SPEND MANAGEMENT: CONSTRUCTION AND FACILITIES
Construction Spend Assessment
In our experience, there is substantial opportunity for procurement to collaborate with design, construction and facilities teams. If this collaboration is professionally executed then significant value can be created. Construction and Facilities personnel bring a high degree of skill to their work. Procurement must match this professionalism and have a thoughtful plan for how they can add value to the process. The only way to be successful in these areas is to earn respect and create value together. We believe a great place to start is to complete a Construction Spend Assessment. This process will engage the key stakeholders and a high-level review of the major components of construction and facilities spend and through a series of collaborative interviews establish whether there is an opportunity to improve and if so, where that opportunity resides. The Construction Spend Assessment will provide a high-level action plan that prioritizes a long list of potential opportunities down to the most pragmatic and actionable ideas that formulate a Phase 1 of activity. The primary benefit of this review is to establish buy-in and an action plan where all stakeholders are on the same page.
Construction Category Plan
A Category Plan specific to construction and facilities is an ideal way to promote greater collaboration between procurement and facilities professionals. Stepping back from the way things are done today is a useful exercise to determine if a more strategic approach will yield benefits. As with any category plan, data analysis is critical to understanding existing spend patterns and how they might be modified in the future. In our experience, a Construction Category Plan forces the following questions to be addressed: can we improve our procurement of professional services, can we strategically bundle or package more minor capital projects together, can we be smarter about procuring similar engineering assets, should some portion of our multi-year minor project budget be handled by in-house labor instead of contractors or vice versa, can we improve our contracting approach on major capital projects, is there a business case for a greater proportion of materials to be supplied or contracted by the University, are we procuring bonds and insurance in the most strategic way, and many other related strategic questions. The Construction Category Plan can and should answer these questions and place a value on them. In addition, there should be a prioritization of initiatives into an operational plan that is pragmatic and executable.
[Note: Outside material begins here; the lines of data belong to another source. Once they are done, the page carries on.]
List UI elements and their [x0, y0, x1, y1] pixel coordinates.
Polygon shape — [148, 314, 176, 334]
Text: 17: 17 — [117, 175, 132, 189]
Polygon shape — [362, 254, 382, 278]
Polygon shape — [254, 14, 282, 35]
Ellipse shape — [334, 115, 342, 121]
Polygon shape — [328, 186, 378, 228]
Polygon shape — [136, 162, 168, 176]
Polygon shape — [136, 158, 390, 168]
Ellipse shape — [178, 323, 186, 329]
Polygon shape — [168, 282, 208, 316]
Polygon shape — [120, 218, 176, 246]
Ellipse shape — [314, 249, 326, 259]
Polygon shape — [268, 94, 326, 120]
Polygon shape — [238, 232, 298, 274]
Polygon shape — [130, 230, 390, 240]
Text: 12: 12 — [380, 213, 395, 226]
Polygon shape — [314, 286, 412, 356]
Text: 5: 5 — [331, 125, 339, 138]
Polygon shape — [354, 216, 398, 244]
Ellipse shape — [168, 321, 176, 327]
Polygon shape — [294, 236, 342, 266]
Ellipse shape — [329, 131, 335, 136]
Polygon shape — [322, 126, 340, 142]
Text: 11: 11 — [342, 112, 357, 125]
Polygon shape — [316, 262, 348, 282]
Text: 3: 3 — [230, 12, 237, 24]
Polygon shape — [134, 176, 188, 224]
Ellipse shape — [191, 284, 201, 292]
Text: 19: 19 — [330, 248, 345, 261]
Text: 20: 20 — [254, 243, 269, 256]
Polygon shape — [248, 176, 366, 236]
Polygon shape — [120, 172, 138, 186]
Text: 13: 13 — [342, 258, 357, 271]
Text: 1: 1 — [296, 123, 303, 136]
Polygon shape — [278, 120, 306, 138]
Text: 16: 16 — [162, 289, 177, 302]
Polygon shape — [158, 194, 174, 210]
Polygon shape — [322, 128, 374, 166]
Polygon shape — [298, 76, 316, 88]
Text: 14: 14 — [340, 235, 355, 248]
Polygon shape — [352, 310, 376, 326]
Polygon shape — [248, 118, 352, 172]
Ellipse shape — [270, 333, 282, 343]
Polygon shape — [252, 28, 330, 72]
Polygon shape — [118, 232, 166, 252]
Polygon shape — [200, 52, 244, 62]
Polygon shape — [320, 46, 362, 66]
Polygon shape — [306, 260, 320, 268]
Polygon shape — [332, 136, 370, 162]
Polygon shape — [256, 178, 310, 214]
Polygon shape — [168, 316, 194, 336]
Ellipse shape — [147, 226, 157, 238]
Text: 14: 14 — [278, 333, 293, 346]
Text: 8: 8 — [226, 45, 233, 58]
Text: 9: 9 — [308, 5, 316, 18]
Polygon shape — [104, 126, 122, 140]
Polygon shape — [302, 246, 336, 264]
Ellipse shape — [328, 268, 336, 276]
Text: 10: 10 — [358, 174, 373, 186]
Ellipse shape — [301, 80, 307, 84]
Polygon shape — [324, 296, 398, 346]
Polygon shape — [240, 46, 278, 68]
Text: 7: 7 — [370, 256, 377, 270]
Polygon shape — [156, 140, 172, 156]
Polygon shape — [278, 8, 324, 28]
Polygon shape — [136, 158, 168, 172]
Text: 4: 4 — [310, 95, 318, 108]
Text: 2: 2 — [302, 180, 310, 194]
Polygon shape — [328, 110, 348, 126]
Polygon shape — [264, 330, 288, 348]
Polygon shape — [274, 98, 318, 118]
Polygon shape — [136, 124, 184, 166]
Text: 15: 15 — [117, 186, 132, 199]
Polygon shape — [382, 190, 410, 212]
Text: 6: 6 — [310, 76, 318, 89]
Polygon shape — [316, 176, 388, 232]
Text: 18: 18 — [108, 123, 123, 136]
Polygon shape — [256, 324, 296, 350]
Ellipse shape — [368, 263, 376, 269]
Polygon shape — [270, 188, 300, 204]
A conditions assessment of all campus buildings and non-building and information technology infrastructure executed at a best practice level is one of the more pragmatic and strategic activities the Facilities and Procurement teams can collaborate on together. Deferred maintenance is a huge issue for most universities. Often, the deferred maintenance amount has been determined by formulas which have varying degrees of credibility. The Chief Facility Officer and the Executive team need to know the specific impact to buildings and building systems when choices are made to defer maintenance. The role of best practice conditions assessment is to create a database of credible conditions that are based on the knowledge and professionalism of your maintenance and engineering staff. When done right this process yields answers to important strategic questions. Is the condition of my priority campus buildings improving or becoming worse? Am I buying insurance based on the right replacement cost values? Do I know whether I have safety, liability and code issues and the magnitude of them? Can I integrate maintenance conditions information with our strategic plan for re-purposing existing space? Should I continue to invest maintenance dollars in certain older buildings or should we take them out of service or replace them? From a strategic sourcing / procurement point of view, a conditions assessment process yields significant potential to understand a future pipeline of projects and determine how best to contract for those projects. Perhaps a large percentage of the ‘conditions’ relate to HVAC issues. It might be advantageous to address these or a portion of them in a larger capital project, rather than as a series of ‘one-off’ tactical projects. There is significant opportunity to bundle similar projects and present them to the contractor community in a more strategic fashion that will yield increased value.
Strategic Sourcing (Professional Services, Major Capital, Minor Capital, Owner Supplied Materials)
A category plan is a strategic document that helps you understand the return on investment for pursuing alternative courses of action. However, at the end of the day, you must execute initiatives well and collaborate with internal stakeholders in a professional way. Reasonable changes can be made to the University’s contracting methods (Strategic Sourcing) for professional services and major and minor capital projects that will yield significant improvements. The two keys to these alternative approaches involve 1) understanding existing project costs in greater detail and 2) having credible data to understand future project pipelines and how those pipelines translate to procurement activity.
Strategic Contractor Management
The construction of university buildings and the maintenance of these assets over time is strategically important. Annual spending on construction and facilities is often the number one spend category on a university campus. Universities may use hundreds of different contractors to construct and maintain these assets. Many of these key contractor relationships should be thought of as strategic partnerships. There is great value in creating a Strategic Contractor Management program to drive greater value from these relationships. There should be criteria for determining who is a strategic contractor, a discipline for establishing meaningful goals and objectives and a regular cadence of meetings with focused agendas that move the University and contractor forward to achieve the established goals. Contractors have a lot of assets and capabilities to assist the University in various ways if managed appropriately.